Frequently Asked Questions

What is a disavow file?

A disavow file is a plain text (.txt) file uploaded to Google Search Console that tells Google to ignore specific backlinks when assessing your site. Each line contains either a URL or a domain: directive. Google processes the file over several weeks as it recrawls the listed pages. The file does not remove the links themselves; it tells Google not to count them as ranking signals.

When should you use Google’s disavow tool?

Use the disavow tool in two scenarios only: (1) you have received a manual action for “unnatural links pointing to your site” in Google Search Console, or (2) you have strong evidence of a deliberate negative SEO attack with thousands of spammy links built to your site. Google’s John Mueller has stated that “the disavow tool is not something that you need to do on a regular basis. It’s not a part of normal site maintenance.” Most sites will never need it.

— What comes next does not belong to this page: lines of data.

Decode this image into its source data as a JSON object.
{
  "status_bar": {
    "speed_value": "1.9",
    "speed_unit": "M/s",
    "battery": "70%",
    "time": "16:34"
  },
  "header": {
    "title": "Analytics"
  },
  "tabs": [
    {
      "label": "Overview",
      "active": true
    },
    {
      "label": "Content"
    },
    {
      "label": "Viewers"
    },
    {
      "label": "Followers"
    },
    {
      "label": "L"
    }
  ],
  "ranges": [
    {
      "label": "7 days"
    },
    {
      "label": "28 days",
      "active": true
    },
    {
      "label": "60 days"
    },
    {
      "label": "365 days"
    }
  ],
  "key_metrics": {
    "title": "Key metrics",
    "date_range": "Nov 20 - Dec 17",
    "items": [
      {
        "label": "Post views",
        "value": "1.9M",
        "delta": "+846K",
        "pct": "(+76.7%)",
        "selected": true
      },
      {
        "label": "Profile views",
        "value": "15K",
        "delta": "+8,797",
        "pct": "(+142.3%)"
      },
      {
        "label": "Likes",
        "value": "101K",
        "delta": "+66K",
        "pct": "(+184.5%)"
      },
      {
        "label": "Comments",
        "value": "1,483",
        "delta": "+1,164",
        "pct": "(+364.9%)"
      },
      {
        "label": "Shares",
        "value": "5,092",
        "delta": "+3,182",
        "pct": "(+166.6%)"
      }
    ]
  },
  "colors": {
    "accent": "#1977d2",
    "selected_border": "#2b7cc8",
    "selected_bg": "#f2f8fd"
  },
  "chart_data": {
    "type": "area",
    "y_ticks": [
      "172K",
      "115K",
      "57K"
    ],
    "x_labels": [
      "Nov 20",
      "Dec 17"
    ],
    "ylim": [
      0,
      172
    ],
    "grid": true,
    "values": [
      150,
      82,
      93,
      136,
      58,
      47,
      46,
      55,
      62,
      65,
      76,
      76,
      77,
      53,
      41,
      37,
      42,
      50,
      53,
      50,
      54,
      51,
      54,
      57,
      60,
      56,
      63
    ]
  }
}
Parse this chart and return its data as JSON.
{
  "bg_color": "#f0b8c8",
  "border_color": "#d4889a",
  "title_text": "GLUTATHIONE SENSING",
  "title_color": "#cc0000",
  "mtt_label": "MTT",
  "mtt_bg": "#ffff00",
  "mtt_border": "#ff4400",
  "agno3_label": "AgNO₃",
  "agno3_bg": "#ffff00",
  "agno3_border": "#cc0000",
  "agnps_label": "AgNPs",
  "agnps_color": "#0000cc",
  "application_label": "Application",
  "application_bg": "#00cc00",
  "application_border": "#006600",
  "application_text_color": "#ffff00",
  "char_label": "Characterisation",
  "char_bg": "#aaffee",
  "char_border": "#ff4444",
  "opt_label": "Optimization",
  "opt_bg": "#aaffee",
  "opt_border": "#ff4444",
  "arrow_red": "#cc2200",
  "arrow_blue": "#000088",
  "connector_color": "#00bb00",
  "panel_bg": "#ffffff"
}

How long does it take Google to process a disavow file?

Google processes disavow files over several weeks as it recrawls the web. There is no fixed timeline. For sites with manual actions, Google recommends uploading the disavow file, then submitting a reconsideration request. The reconsideration review itself takes an additional 2-4 weeks on average. Full impact may not be visible for 2-3 months.

Can a disavow file hurt your rankings?

Yes. If you disavow links that were actually helping your site rank, you can lose positions. This is the biggest risk of the tool. Never bulk-disavow low-DA links without manual review. A niche industry blog with DA 15 and genuine readers may be sending real ranking signals. Review each link’s context, relevance, and traffic before adding it to the disavow file.

What is the difference between domain-level and URL-level disavow?

URL-level disavow (e.g., https://spamsite.com/bad-page/) tells Google to ignore one specific page. Domain-level disavow (e.g., domain:spamsite.com) tells Google to ignore all links from that entire domain, including subdomains. Use domain-level for known spam domains where every page is low quality. Use URL-level when a legitimate domain has one bad page linking to you but other good pages too.